The association with Apollo was a brilliant move. Apollo the youthful god and warlike patron of young men was a fit protector for a ruler who was in his early twenties when he came to power. Apollo, the Averter of Evil, the god of music, of harmony, and of prophecy, promised solace from the ravages of a century of civil war and punishment for all arrogance, as he and his sister had punished arrogant Niobe by killing her seven sons and seven daughters: not by chance, this myth was represented more than once in the official art of Augustan Rome. The restrained harmony of Apollo was opposed to the excesses of Dionysus-Marc Antony, the Roman who had become a dissolute Oriental and sexual slave of a foreign queen: this exploited all the negative associations that could be read into Dionysus, especially in a Rome that was prone to associate Dionysiac rites with sex and crime.
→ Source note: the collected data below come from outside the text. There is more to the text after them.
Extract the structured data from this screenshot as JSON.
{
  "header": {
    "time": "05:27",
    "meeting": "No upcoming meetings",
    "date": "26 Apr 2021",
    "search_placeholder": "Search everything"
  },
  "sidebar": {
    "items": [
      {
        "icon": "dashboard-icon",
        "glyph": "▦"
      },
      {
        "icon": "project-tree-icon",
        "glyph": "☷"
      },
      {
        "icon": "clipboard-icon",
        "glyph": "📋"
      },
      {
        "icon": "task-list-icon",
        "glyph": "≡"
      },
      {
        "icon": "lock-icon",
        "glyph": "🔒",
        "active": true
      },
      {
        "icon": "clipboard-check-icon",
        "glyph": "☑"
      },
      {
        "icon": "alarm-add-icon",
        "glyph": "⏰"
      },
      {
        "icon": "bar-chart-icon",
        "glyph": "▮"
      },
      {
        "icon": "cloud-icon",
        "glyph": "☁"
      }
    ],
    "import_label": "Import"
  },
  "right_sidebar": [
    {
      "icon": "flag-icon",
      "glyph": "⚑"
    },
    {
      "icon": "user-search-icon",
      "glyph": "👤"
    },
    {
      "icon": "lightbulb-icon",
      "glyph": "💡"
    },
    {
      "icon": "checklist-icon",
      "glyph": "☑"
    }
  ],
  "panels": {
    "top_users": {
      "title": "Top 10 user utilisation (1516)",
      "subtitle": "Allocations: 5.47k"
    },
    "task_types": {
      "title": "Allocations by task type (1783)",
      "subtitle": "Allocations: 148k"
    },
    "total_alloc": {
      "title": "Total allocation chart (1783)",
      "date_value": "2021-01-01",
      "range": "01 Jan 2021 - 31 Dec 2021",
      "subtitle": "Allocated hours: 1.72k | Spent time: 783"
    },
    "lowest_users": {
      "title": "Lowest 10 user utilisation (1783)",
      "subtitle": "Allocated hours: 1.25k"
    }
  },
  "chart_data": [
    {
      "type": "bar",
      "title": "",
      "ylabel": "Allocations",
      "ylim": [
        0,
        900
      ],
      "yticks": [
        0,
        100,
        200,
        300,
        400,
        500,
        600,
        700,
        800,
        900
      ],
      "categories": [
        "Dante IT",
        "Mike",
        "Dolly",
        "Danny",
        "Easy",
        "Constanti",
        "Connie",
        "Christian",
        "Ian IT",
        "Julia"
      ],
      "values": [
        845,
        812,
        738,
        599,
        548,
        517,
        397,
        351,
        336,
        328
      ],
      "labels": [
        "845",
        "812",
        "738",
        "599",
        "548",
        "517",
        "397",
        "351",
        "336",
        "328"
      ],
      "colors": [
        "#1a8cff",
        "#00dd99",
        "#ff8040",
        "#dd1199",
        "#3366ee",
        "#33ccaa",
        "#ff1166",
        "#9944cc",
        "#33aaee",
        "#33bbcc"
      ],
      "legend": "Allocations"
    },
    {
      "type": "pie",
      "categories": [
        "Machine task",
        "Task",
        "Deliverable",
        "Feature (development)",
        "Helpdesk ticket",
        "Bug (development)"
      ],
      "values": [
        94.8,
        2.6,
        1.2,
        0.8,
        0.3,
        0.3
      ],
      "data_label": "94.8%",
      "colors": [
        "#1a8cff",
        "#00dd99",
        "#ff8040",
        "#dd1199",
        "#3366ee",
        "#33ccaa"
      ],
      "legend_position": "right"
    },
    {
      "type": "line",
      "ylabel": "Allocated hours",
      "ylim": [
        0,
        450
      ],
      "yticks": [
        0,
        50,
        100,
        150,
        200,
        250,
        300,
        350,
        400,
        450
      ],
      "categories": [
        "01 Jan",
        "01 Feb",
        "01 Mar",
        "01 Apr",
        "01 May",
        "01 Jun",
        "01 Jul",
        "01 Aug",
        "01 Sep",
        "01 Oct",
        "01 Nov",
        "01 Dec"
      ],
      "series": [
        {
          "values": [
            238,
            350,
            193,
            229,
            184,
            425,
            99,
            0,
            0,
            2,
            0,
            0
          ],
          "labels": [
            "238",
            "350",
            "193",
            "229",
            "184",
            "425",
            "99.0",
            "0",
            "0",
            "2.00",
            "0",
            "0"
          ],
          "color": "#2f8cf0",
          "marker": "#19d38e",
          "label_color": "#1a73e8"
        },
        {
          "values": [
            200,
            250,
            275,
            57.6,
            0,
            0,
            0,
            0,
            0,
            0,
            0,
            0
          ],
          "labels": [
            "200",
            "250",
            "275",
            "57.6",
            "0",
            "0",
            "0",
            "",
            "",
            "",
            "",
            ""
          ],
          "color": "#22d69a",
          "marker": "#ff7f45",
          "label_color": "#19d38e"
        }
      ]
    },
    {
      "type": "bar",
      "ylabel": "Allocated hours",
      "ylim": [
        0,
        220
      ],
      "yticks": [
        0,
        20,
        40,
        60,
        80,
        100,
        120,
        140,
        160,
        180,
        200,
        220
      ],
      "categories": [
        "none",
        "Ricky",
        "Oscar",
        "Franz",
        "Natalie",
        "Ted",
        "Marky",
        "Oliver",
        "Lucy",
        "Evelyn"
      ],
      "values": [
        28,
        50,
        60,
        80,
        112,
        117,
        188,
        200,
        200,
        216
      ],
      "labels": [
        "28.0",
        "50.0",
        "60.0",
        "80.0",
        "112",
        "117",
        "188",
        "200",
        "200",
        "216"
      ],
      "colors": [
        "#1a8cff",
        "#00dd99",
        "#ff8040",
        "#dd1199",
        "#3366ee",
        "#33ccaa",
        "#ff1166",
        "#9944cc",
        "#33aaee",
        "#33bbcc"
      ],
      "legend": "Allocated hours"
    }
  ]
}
It was almost inevitable that Augustus, too, was inserted into the by now almost traditional royal mythology: even before Actium, a story was current about how his mother Atia became pregnant from a divine snake, another form of the god Apollo. Like Alexander, and like Seleucus, the new king of Rome was the physical son of his divine protector.
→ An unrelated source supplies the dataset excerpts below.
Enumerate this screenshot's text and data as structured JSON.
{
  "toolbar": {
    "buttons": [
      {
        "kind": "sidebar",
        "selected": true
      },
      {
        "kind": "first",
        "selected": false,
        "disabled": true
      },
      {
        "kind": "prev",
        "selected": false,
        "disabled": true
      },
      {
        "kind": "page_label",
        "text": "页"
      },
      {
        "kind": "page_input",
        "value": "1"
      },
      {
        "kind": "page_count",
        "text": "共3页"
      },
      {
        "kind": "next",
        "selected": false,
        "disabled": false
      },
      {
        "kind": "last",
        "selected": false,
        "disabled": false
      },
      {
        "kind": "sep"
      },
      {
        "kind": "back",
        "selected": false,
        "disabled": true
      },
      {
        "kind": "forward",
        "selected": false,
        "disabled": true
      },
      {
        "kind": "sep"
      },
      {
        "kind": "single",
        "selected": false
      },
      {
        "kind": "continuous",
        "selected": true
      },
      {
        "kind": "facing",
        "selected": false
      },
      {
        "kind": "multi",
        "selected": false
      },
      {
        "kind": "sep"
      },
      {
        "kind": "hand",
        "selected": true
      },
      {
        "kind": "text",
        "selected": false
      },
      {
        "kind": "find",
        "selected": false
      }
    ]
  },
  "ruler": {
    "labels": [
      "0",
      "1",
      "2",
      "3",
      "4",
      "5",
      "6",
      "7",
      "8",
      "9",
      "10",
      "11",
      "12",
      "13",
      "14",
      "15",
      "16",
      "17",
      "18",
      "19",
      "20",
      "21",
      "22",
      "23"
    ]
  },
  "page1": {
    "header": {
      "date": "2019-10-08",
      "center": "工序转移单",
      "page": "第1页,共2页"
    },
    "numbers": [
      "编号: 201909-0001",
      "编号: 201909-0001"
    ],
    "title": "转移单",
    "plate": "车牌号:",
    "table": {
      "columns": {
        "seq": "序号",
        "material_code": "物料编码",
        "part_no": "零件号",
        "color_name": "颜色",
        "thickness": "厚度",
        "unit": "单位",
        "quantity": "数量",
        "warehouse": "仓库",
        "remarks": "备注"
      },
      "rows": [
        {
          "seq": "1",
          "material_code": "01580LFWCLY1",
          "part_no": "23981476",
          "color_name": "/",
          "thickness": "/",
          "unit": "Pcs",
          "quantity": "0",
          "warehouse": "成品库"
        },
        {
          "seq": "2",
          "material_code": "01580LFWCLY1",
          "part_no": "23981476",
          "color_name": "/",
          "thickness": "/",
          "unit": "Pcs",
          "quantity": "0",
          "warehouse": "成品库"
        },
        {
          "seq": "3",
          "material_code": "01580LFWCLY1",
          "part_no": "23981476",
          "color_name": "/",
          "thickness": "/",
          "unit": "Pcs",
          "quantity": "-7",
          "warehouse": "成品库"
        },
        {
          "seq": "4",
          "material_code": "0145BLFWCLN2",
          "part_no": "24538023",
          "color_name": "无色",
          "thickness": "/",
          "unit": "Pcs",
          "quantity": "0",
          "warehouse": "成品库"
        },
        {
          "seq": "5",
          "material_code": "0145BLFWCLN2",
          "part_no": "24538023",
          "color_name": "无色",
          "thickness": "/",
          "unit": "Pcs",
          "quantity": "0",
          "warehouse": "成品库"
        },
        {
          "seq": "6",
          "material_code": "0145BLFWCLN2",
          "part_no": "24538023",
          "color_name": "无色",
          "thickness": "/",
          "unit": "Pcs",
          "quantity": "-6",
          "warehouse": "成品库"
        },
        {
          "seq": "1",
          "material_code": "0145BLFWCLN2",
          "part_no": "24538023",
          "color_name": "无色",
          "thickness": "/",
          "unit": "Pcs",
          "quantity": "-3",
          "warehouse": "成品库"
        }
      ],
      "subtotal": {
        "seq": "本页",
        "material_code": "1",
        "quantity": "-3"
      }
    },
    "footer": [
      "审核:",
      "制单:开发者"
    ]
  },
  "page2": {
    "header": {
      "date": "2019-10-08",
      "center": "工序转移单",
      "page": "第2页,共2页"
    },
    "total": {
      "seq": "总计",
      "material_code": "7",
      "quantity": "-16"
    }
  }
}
Augustus, unsurpassed master of political propaganda, did more than just foster these rumors. In a move that inscribed his closeness to the god Apollo into the center of Rome to be seen by all, he built a temple of Apollo on the Palatine, next to his own house and easily accessible from it, so that his house and the god’s temple were in fact one single palatial complex. Whoever looked up to the Palatine from the Forum or gazed at it from the top of the Capitolium would see and perceive the house and the temple, Octavian and Apollo, as a close unit. His own house door was guarded by symbols of the god, two laurel trees and two pillars of Apollo Agyieus, the Guardian of the House Door. United with Apollo, Augustus would finally bring back the Golden Age that the Cumaean Sibyl, another servant of Apollo, had prophesied, according to a celebrated poem of Virgil (Eclogue 4).

SUMMARY

Apollo’s connection with communal and political life covers a wide area. At its center is the role he played for the young men: himself an eternal ephebe, he was their main protector, and his myths reflect their triumphs and problems. Groups of young men - perhaps the most dynamic, but also the most unstable part of the social body - have always been crucial in power politics, down to the role they play in today’s Islamic terrorist movements: hence Apollo’s involvement with the power of the city and with ruling bodies whose strange combination of music, dance, and power looks back to early forms of Greek political life. His political power, however, remained unbroken and transformed itself even into the protection of Roman emperors, starting with Augustus. The last Roman emperor to tie himself to Apollo was no other than Constantine, the first Christian emperor, whose image on top of a porphyry column in his new Rome, Constantinople, may well have started out as an image of Apollo.